“La Ironía del Silencio”

El aire denso del campo de entrenamiento vibraba con la resonancia habitual, ese susurro constante e ineludible de la Sonata que impregnaba cada rincón. Era como una piel invisible sobre el mundo, una corriente sutil que rozaba los huesos. Cero, como siempre, no mostraba reacción. Había aprendido a convivir con esa vibración permanente, como si fuera parte del paisaje, una anomalía que ya no le pertenecía. Mientras los demás se sumergían en la práctica de sus instrumentos, afinando técnicas y emociones, él permanecía apartado, tan callado como una sombra, observando desde la distancia.

Llevaba meses en ese ciclo de entrenamiento, sin que en su rostro se dibujara ni el más leve asomo de emoción. No era necesario. No había espacio para el sentir. Solo tareas. Misiones. Para él, la Sonata era un fenómeno abstracto, casi enemigo. Y su respuesta era el combate físico, directo, limpio. Su arpa, más que una herramienta, era un peso que cargaba a la espalda. Apenas rozaba sus cuerdas en momentos de reposo, como si tocarla fuera una obligación más que un deseo.

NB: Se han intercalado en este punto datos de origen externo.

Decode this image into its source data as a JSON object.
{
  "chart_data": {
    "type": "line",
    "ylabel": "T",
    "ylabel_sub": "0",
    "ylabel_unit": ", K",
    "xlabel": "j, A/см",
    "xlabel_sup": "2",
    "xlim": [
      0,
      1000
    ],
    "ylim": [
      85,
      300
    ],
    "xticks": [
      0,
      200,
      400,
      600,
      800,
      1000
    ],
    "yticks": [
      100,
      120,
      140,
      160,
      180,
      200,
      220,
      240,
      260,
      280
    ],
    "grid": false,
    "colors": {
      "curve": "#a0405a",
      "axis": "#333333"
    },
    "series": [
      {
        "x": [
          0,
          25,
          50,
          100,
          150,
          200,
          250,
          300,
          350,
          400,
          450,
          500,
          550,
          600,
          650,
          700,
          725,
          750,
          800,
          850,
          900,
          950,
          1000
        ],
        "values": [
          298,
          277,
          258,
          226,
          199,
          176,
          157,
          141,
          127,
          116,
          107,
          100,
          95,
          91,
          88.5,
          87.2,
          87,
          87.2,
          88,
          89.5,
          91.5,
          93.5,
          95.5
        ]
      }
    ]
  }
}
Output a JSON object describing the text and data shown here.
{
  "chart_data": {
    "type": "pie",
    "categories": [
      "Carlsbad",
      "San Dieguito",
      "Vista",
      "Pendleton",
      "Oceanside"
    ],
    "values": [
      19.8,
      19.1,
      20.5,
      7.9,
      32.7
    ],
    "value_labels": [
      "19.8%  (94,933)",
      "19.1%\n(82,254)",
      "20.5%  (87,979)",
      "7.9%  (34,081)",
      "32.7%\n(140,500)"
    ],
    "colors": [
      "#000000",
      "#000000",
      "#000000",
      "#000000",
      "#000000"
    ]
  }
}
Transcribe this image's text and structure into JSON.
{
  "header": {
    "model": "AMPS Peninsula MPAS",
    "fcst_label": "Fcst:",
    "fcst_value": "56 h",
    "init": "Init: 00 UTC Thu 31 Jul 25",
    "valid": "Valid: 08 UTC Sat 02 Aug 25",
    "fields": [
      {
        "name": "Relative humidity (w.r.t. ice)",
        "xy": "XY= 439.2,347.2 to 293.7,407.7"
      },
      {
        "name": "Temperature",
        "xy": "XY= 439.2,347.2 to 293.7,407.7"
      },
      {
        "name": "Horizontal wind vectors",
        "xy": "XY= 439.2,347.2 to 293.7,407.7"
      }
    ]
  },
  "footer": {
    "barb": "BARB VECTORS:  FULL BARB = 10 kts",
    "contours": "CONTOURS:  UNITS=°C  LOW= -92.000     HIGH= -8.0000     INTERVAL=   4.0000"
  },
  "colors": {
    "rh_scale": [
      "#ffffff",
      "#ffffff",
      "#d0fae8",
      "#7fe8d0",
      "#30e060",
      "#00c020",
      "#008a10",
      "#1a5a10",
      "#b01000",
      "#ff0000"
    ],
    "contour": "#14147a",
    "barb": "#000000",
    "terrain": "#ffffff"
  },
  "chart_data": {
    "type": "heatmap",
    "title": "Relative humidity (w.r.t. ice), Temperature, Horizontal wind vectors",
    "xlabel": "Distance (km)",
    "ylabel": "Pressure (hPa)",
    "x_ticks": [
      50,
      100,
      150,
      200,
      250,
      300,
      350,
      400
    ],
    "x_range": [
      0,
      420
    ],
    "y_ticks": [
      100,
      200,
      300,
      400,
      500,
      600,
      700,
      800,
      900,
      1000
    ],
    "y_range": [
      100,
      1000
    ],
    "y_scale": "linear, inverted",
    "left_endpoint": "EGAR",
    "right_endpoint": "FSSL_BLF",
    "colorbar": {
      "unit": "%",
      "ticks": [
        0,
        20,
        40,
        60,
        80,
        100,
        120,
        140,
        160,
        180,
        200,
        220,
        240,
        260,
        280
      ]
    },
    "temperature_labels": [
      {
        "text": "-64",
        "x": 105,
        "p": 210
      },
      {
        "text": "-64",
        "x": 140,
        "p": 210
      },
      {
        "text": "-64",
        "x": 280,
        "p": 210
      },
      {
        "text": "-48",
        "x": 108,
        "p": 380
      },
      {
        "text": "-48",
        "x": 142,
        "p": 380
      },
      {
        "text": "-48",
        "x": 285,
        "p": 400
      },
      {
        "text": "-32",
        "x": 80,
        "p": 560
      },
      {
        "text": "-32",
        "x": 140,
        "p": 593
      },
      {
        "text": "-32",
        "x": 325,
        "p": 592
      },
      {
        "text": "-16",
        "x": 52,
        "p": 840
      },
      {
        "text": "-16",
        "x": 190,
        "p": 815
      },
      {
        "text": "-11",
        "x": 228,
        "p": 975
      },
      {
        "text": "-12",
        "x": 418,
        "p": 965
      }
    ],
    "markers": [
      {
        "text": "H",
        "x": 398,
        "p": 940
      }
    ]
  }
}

La simulación de combate inició con la misma rutina de siempre. A Cero se le asignó un objetivo claro: neutralizar la amenaza. Sin adornos. Sin matices. Lo único distinto esta vez fue que le asignaron una compañera. Apenas alzó la vista cuando la mencionaron. En su mundo, las personas eran medios para cumplir funciones, no vínculos. Cualquier conexión era una distracción.

Al entrar en el recinto, la vio: una figura femenina en el centro del espacio, envuelta en una melodía tenue que brotaba de una flauta curva de titanio. Su música no parecía formar parte del ejercicio. Jugaba con el sonido como quien juega con el viento, sin preocuparse demasiado por las reglas. “Lienne”, recordó. Ese era su nombre.

Cero avanzó con paso firme, su arpa colgando como una extensión de su cuerpo. Pero había algo incómodo en el aire. La flauta en manos de Lienne dejó de sonar, y ella lo miró con una mezcla de interés y provocación. Su presencia era distinta... como si ya supiera algo de él sin haberlo escuchado jamás.

Dejó la flauta a un lado y se acercó sin apuro. No lo saludó. Se plantó frente a él, con los brazos cruzados, como quien reta a una estatua a parpadear.

—Entonces... ¿el número en silencio? —dijo, ladeando la sonrisa—. ¿Un hombre sin melodía... o solo uno que desafina por orgullo?

Cero la observó, inexpresivo. No respondió de inmediato. Sus ojos se detuvieron en la flauta abandonada en el suelo, como si fuera lo único realmente digno de atención.

—Mi función no incluye música —murmuró al fin, con la frialdad de siempre.

Lienne soltó una risa corta, de esas que saben dónde golpear.

—Ah, uno de esos —dijo dando un paso más hacia él—. El que obedece sin entender. Pero dime, ¿no te parece triste? Hacer tanto ruido... sin tener una canción propia.

La pregunta quedó suspendida en el aire. Para Cero, la risa era un concepto vago, algo que nunca había necesitado. O eso creía.

—No tengo tiempo para eso —respondió, cada palabra más mecánica que la anterior.

Lienne inclinó la cabeza con teatral curiosidad.

—Qué vida más aburrida. ¿Nunca has sentido que te falta algo? ¿Un compás, una nota, una emoción que te sacuda el pecho?

Cero se mantuvo imperturbable. Había entrenado para suprimir todo eso. No entender lo que uno siente era parte del protocolo. Pero en el silencio que siguió, algo cambió. Una vibración, suave pero persistente, se alojó en su pecho. No era sonido. Era algo más profundo. Algo... interno.

—No entiendo —susurró, casi con honestidad.

Lienne no respondió enseguida. Lo observó con una expresión distinta. No había burla en sus ojos ahora. Era una mezcla difícil de leer. Tristeza. Curiosidad. Compasión. Algo que Cero no sabía nombrar.

—Claro que no —murmuró, ladeando la cabeza—. Todo en ti está hecho para no sentir. Eres como un corazón congelado... Pero te pregunto: ¿te gustaría saber qué se siente cuando se derrite?